Die europäischen Richter bestätigten also die deutschen Strafurteile gegen Krenz und einige andere Kläger, also pars pro toto. Was bedeutet dies?

Erstens: In der Tat Siegerjustiz – aber eben ein Sieg der Gerechtigkeit, nicht des politischen Siegers. Dass Krenz verurteilt wurde, hat nichts mit der Willkür des einen deutschen Staats über den anderen deutschen Staat zu tun, sondern entspricht dem gemein-europäischen Rechtsdenken.

Zweitens: Weshalb soll es Egon Krenz besser ergehen als General Pinochet? Mit anderen Worten: Weshalb soll die Entwicklung des internationalen Rechtsdenkens, das Diktatoren immer deutlicher den friedlichen Ruhestand nach dem Unterdrücken ihrer Landsleute verweigert, nun ausgerechnet vor Deutschland halt machen?

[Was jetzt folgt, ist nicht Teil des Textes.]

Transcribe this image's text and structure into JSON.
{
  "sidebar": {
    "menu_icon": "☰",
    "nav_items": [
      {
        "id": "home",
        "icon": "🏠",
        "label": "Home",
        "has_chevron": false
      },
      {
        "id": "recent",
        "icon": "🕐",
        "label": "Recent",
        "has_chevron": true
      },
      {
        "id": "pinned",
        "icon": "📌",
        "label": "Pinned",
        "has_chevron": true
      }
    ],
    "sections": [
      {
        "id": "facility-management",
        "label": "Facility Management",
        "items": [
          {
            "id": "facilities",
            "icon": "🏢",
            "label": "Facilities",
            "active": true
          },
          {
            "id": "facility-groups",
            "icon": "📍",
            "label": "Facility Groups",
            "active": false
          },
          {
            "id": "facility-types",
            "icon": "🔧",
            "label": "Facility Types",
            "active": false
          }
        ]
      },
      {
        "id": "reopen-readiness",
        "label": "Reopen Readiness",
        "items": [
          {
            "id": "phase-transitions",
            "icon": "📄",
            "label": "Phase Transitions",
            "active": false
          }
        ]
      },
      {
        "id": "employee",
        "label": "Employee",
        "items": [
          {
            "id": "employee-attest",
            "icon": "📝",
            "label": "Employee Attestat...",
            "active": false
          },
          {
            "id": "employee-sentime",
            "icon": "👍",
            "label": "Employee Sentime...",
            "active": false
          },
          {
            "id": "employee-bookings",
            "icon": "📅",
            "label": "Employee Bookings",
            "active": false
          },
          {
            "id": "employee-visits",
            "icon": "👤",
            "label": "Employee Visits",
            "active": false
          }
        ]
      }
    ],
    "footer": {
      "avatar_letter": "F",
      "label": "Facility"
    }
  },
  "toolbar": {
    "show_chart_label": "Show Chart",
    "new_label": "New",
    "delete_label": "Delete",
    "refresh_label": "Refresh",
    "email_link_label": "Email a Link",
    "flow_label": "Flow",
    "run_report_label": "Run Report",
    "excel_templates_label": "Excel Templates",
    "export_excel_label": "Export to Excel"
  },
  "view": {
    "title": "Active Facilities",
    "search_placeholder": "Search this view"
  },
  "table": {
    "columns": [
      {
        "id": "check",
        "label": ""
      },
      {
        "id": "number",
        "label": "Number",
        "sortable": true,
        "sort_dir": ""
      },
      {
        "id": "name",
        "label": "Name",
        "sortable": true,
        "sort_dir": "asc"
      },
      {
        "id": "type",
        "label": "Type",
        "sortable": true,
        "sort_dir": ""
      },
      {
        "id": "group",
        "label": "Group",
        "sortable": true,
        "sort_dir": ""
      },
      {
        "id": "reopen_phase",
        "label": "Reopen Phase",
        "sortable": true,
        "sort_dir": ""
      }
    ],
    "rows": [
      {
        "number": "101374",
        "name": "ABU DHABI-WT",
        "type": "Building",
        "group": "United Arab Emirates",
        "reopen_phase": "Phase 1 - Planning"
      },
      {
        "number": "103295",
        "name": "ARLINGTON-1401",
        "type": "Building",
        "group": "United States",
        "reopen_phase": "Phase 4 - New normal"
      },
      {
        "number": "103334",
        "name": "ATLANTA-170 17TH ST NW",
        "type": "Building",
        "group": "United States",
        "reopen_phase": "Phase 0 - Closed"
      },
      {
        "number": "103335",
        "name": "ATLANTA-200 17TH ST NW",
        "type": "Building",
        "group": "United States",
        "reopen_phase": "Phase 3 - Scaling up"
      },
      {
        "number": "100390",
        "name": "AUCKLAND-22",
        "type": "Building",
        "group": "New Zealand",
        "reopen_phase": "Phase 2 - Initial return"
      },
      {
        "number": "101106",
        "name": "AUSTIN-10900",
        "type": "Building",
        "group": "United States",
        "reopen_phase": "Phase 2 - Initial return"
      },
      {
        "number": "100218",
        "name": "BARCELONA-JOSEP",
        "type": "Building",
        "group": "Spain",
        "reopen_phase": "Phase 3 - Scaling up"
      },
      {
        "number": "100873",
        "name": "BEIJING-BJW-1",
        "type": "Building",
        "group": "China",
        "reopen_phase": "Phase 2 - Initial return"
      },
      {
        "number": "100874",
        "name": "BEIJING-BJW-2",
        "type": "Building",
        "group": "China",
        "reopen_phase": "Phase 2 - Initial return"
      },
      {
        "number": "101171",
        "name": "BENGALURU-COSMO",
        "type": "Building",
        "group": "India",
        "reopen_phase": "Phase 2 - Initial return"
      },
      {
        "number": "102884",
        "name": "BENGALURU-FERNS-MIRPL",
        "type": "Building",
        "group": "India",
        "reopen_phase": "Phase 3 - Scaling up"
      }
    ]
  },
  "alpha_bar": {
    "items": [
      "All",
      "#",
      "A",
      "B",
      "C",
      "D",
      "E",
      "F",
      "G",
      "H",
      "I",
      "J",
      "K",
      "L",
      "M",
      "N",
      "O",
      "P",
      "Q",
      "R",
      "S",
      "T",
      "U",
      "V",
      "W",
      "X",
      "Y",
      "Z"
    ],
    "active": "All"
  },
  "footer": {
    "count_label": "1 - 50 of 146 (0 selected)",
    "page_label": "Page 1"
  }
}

Aber, wo bleibt nun, drittens, das Verbot rückwirkenden Strafens: nulla poena sine lege? Wenn man die Dinge genau betrachtet, sind da die europäischen Richter sogar mutiger gewesen als die deutschen. Die deutsche Strafjustiz hat sich, was die Mauermorde betrifft, vor allem auf den Gedanken gestützt, die Grenzsicherungs-Morde seien Exzesstaten gewesen – und erst der Exzess habe einen Verstoß gegen das Recht dargestellt. Das europäische Gericht sagt nun: Sie waren in der Wurzel und prinzipiell Unrecht – weil selbst das DDR-eigene Recht – im Lichte der Konventionen ausgelegt, die von der DDR unterschrieben worden waren – das Grenzregime (incl. Schießbefehl) als Unrecht desavouiert hatte. In diesem Gedanken deutet sich an und weitet sich aus ein überaus interessanter Gedanke: Ungeachtet aller nationaler Souveränitäten wächst die internationale Menschenrechtsgemeinschaft als Auslegungsinstanz auch der nationalen Rechtssetzungen heran.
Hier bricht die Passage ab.